First, change “I’m sorry to ask” to “Let me ask for the definition first.”

Many people dare not ask because they are afraid of being stupid; but an expert will ask because he knows that if the definition is not clear, everything will be distorted. Use a sentence pattern such as “To be precise, what do you mean?” to turn the question into a professional one rather than an offensive one. This is exactly the underlying skill repeatedly emphasized in the first chapter of this book.

Second, treat every communication as information sampling

You’re not asking for the sake of chatting, you’re asking for the purpose of making a decision. Fill in whatever piece of the puzzle is missing: time, conditions, exceptions, risks, or success criteria. At this time, 3W1H is like your sampling form, helping you turn vague spoken words into executable plans.

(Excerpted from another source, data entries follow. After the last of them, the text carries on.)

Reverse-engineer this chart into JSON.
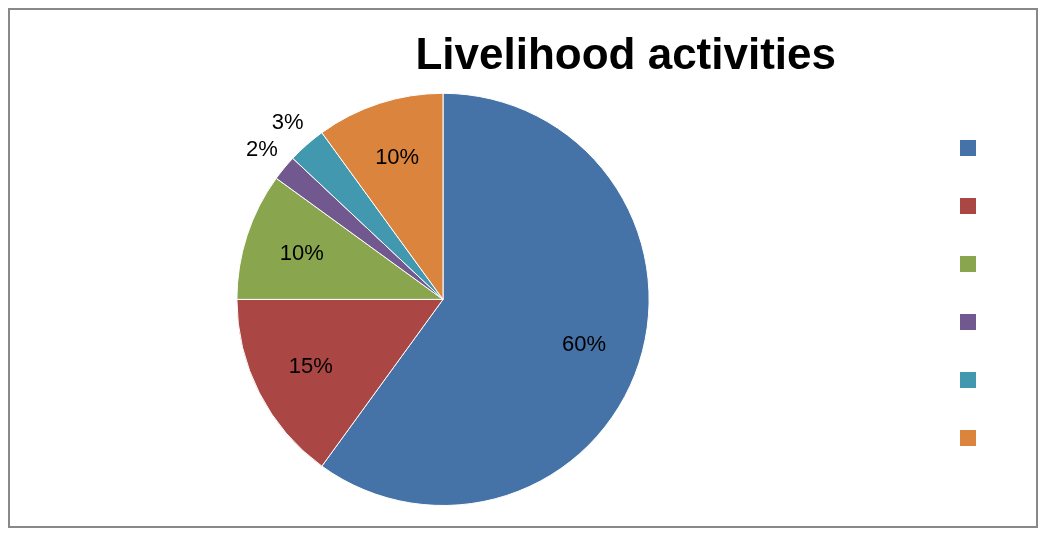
{
  "chart_data": {
    "type": "pie",
    "title": "Livelihood activities",
    "categories": [
      null,
      null,
      null,
      null,
      null,
      null
    ],
    "values": [
      60,
      15,
      10,
      2,
      3,
      10
    ],
    "value_labels": [
      "60%",
      "15%",
      "10%",
      "2%",
      "3%",
      "10%"
    ],
    "colors": [
      "#4572a7",
      "#aa4643",
      "#89a54e",
      "#71588f",
      "#4198af",
      "#db843d"
    ]
  }
}
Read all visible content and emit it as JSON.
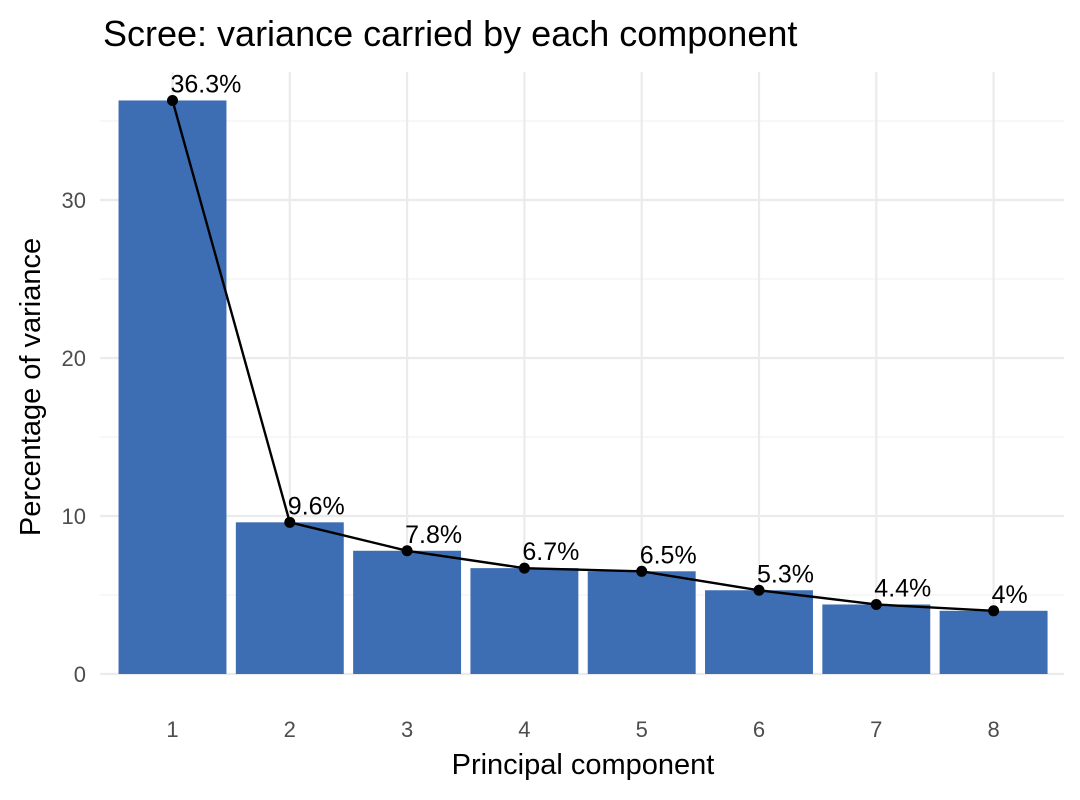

Third, when talking to AI, always save the next question

My most common approach is to let the AI answer first, and then I immediately ask two things:

  1. “What is the premise for your conclusion?”
  2. “If the premise is not true, what is the alternative?”

This is actually to move the “positive and negative questions” and “turning crises into opportunities” in the book into AI conversations, so that you will not be kidnapped by a single answer.

Extended reading: Freelance worker survival guide in the AI era


Finally, I want to tell you in the tone of a writer: the power of questioning is actually a gentle power. It is not being pushy, but being willing to go the extra mile, listen to the other person’s words completely, clarify the outline of the matter, minimize misunderstandings, and push cooperation to the next level.

When the world is full of shortcut keys, people who are willing to ask questions seem to be living in a slower but more accurate way.

And this book “Key Skills for Accurate Questioning” is the kind of book you put on your desk and can’t help but read and apply over and over again, and finally silently upgrade your interpersonal interactions, workplace negotiations, and even AI collaboration capabilities as a whole.

If you want to know more about questioning skills in the AI ​​era, you are also welcome to follow my subsequent courses.